DETECTION OF VIRUSES IN CELL SUBSTRATES

细胞基质中病毒的检测

• 批准号: 3804796
• 负责人: C J MARCUS-SEKURA
• 金额: --
• 依托单位国家: 美国
• 资助国家: 美国
• 起止时间: 至
• 项目状态: 未结题
• 来源: https://reporter.nih.gov/project-details/3804796
• 关键词: Reoviridae; Togaviridae; colony stimulating factor; electron microscopy; insect virus; interferons; nucleic acid sequence; phorbols; plaque assay; tissue /cell culture; tumor necrosis factor alpha; tumor necrosis factor beta; virus classification; virus infection mechanism; virus replication; viruslike particle

It is of interest to CBER whether cell lines used for product production contain virus or virus-like particles or viral nucleic acid sequences or support the growth of viruses infectious for humans. The Chinese Hamster Ovary (CHO) cell line is used as the cell substrate for the recently licensed tissue plasminogen activator Activase, and additional recombinant products made in CHO cells are currently in clinical trials under IND. CHO cells contain endogenous retroviral-like particles visible by electron microscopy. These particles are not infectious and do not demonstrate reverse transcriptase activity, and are thought to be similar to the intracisternal A particles commonly found in mouse cell substrates used for monoclonal antibody production. An electron microscopic study was therefore undertaken to determine whether growth factors or cytokines (which might be manufactured in CHO cells) might affect these endogenous particles. The results indicate increases in particles from 30-100% after treatment of CHO cells with several cytokines (GM-CSF, IFN, TNF) or with the phorbol ester TPA. A manuscript has recently been published in In Vitro Toxicology (1991). We are currently examining whether Sf9 cells (an insect cell line used to produce recombinant products in the Baculovirus expression system) can be infected by arboviruses. Twelve arboviruses have been selected and are currently being tested for their ability to infect or be maintained in Sf9 cells; to date two of those tested apparently can infect SF9 cells and be transferred to Vero cells by cocultivation or via filtered supernatants. In addition to plaque titration, cultures are being examined by electron microscopy.
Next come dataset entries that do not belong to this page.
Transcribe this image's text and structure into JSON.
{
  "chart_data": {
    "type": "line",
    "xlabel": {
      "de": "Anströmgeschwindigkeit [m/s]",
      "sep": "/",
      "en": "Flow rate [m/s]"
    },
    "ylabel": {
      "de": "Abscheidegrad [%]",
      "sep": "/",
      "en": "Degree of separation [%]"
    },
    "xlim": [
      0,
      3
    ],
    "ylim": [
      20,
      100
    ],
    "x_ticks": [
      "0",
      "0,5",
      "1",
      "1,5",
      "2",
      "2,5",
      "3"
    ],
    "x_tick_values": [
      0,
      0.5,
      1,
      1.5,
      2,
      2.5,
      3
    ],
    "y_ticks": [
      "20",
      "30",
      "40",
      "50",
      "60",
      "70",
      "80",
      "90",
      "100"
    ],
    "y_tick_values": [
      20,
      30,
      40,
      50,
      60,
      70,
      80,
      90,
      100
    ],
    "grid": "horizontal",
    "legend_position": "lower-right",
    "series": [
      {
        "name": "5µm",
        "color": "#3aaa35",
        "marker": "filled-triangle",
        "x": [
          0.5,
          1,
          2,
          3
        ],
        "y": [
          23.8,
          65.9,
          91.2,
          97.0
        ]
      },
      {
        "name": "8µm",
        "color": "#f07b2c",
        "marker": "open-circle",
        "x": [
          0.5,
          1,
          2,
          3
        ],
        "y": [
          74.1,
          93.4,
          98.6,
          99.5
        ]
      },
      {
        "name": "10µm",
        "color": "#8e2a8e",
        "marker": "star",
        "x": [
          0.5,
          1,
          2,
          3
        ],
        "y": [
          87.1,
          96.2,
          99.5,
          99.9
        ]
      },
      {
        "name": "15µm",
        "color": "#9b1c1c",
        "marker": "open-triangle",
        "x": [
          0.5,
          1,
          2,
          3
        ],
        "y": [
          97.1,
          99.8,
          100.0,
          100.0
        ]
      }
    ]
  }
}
CBER感兴趣的是用于产品生产的细胞系是否 含有病毒或病毒样颗粒或病毒核酸序列，或 支持对人类具有传染性的病毒的生长。 中国仓鼠 卵巢（CHO）细胞系被用作最近的细胞基质， 获得许可的组织纤溶酶原激活物激活酶和其他重组 CHO细胞生产的产品目前正在IND下进行临床试验。 CHO细胞含有电子可见的内源性逆转录病毒样颗粒 显微镜 这些颗粒不具有传染性， 逆转录酶活性，并被认为是类似于 脑池内A颗粒通常存在于使用的小鼠细胞基质中 用于单克隆抗体生产。 一项电子显微镜研究 因此，进行了确定是否生长因子或细胞因子 （可能在CHO细胞中生产）可能会影响这些内源性 粒子 结果表明，颗粒增加了30-100%， 用几种细胞因子（GM-CSF、IFN、TNF）或用 佛波酯TPA。一份手稿最近发表在《 体外毒理学（1991年）。 我们目前正在研究是否Sf 9细胞（一种 用于在杆状病毒中产生重组产物的昆虫细胞系 表达系统）可被虫媒病毒感染。 十二虫媒病毒 目前正在测试他们的能力， 感染或维持在Sf 9细胞中;迄今为止， 显然可以感染SF 9细胞，并转移到Vero细胞， 共培养或通过过滤的上清液。除了斑块 滴定，培养物正在通过电子显微镜检查。